In the midst of rolling green valleys and distant snowcapped peaks, Montana is home to a seemingly serene landscape. This peaceful setting, however, has been shrouded in controversy for more than 125 years. Originally known as Custer’s Battlefield, the Little Bighorn Battlefield east of Hardin was a continual reminder of the U.S. government’s predisposal to downplay Native American tragedies suffered at the hands of nineteenth century white expansionist policies. That reminder, however, began fading in 2003.

In an unprecedented act, Native Americans finally became an integral part of the Little Bighorn Battlefield National Monument. Much to the dismay of Custer fans and history buffs, the pleas of angry area tribes were finally heard. Tribal activists argued that the Lakota and Sioux involved in the fateful 1876 battle were merely defending their way of life, not maliciously attacking the U.S. Calvary for no reason.

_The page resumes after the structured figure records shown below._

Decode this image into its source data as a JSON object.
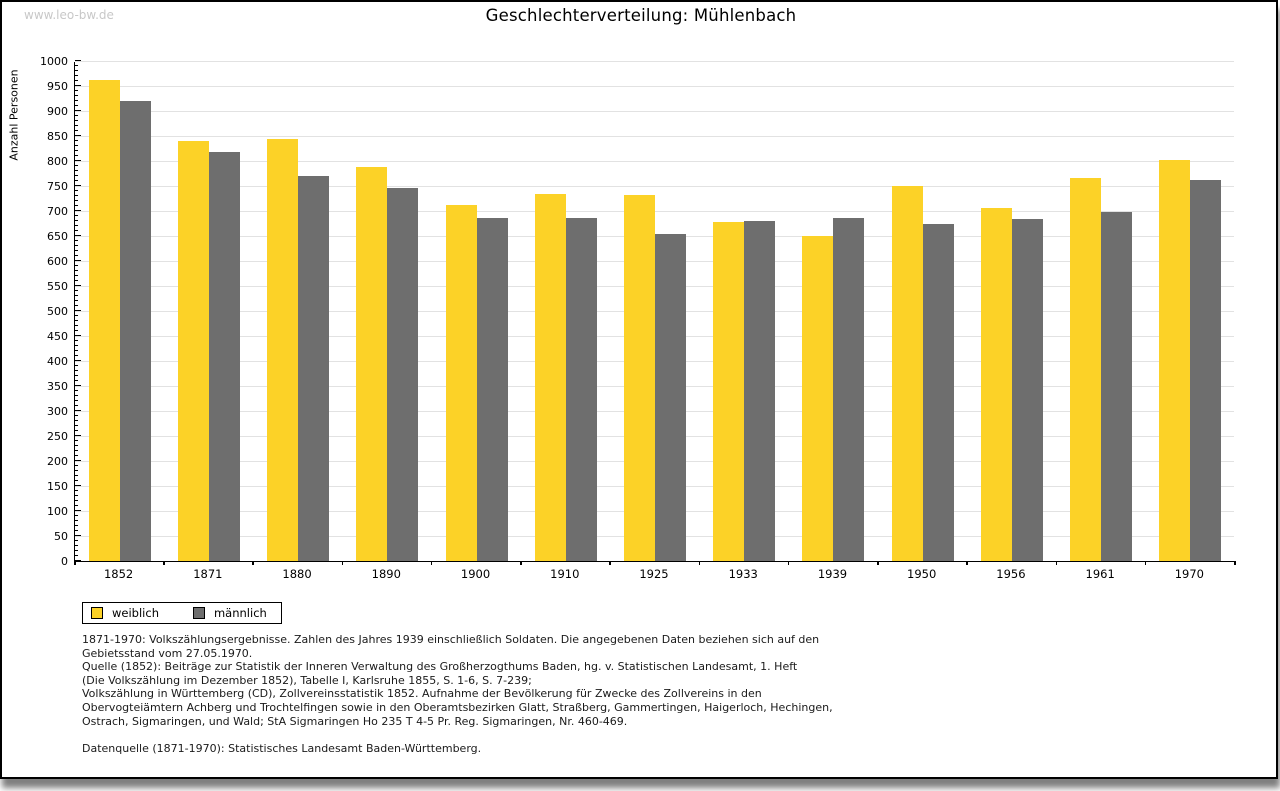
{
  "watermark": "www.leo-bw.de",
  "title": "Geschlechterverteilung: Mühlenbach",
  "chart_data": {
    "type": "bar",
    "title": "Geschlechterverteilung: Mühlenbach",
    "xlabel": "",
    "ylabel": "Anzahl Personen",
    "ylim": [
      0,
      1000
    ],
    "ytick_step": 50,
    "ytick_minor_step": 10,
    "grid": true,
    "legend_position": "bottom-left",
    "categories": [
      "1852",
      "1871",
      "1880",
      "1890",
      "1900",
      "1910",
      "1925",
      "1933",
      "1939",
      "1950",
      "1956",
      "1961",
      "1970"
    ],
    "series": [
      {
        "name": "weiblich",
        "color": "#fcd227",
        "values": [
          962,
          841,
          845,
          788,
          713,
          735,
          732,
          678,
          651,
          750,
          707,
          767,
          802
        ]
      },
      {
        "name": "männlich",
        "color": "#6e6e6e",
        "values": [
          920,
          819,
          770,
          746,
          686,
          687,
          654,
          681,
          687,
          675,
          685,
          698,
          763
        ]
      }
    ]
  },
  "legend": {
    "items": [
      {
        "label": "weiblich",
        "color": "#fcd227"
      },
      {
        "label": "männlich",
        "color": "#6e6e6e"
      }
    ]
  },
  "footnotes": {
    "lines": [
      "1871-1970: Volkszählungsergebnisse. Zahlen des Jahres 1939 einschließlich Soldaten. Die angegebenen Daten beziehen sich auf den",
      "Gebietsstand vom 27.05.1970.",
      "Quelle (1852): Beiträge zur Statistik der Inneren Verwaltung des Großherzogthums Baden, hg. v. Statistischen Landesamt, 1. Heft",
      "(Die Volkszählung im Dezember 1852), Tabelle I, Karlsruhe 1855, S. 1-6, S. 7-239;",
      "Volkszählung in Württemberg (CD), Zollvereinsstatistik 1852. Aufnahme der Bevölkerung für Zwecke des Zollvereins in den",
      "Obervogteiämtern Achberg und Trochtelfingen sowie in den Oberamtsbezirken Glatt, Straßberg, Gammertingen, Haigerloch, Hechingen,",
      "Ostrach, Sigmaringen, und Wald; StA Sigmaringen Ho 235 T 4-5 Pr. Reg. Sigmaringen, Nr. 460-469."
    ],
    "datasource": "Datenquelle (1871-1970): Statistisches Landesamt Baden-Württemberg."
  },
  "colors": {
    "grid": "#e2e2e2",
    "axis": "#000000",
    "watermark": "#c8c8c8",
    "background": "#ffffff"
  }
}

As a result, the braves who lost their lives in the battle really deserved the same honor and remembrance as Custer’s soldiers who had long been memorialized. The tribe’s pleas were answered, and the “Native Pride” sculpture was erected at the National Monument Area 127 years after the historic event escalated tensions between Native Americans and the U.S. government.

Today, “Native Pride” is simply that - the pride Native Americans feel for the warrior ancestors who bravely fought to defend their legacy. Sculpted from thick bronze wires, a band of warriors rides into combat under the watch of silent and humbled visitors. Many visitors have tied bandanas to the proud riders while others have left touching mementos honoring those who fought and died in this legendary clash of ideals.

Although wounds from the Little Bighorn Battle continue to bleed in the hearts and minds of generations whose ancestors fell that fateful June 1876, “Native Pride” represents the first step in healing the barrier that has long divided two cultures. Scars of the famous battle may never vanish completely, but at least the memory of both sides involved is now honored with a long-awaited sense of serenity working its way into this quiet Montana landscape.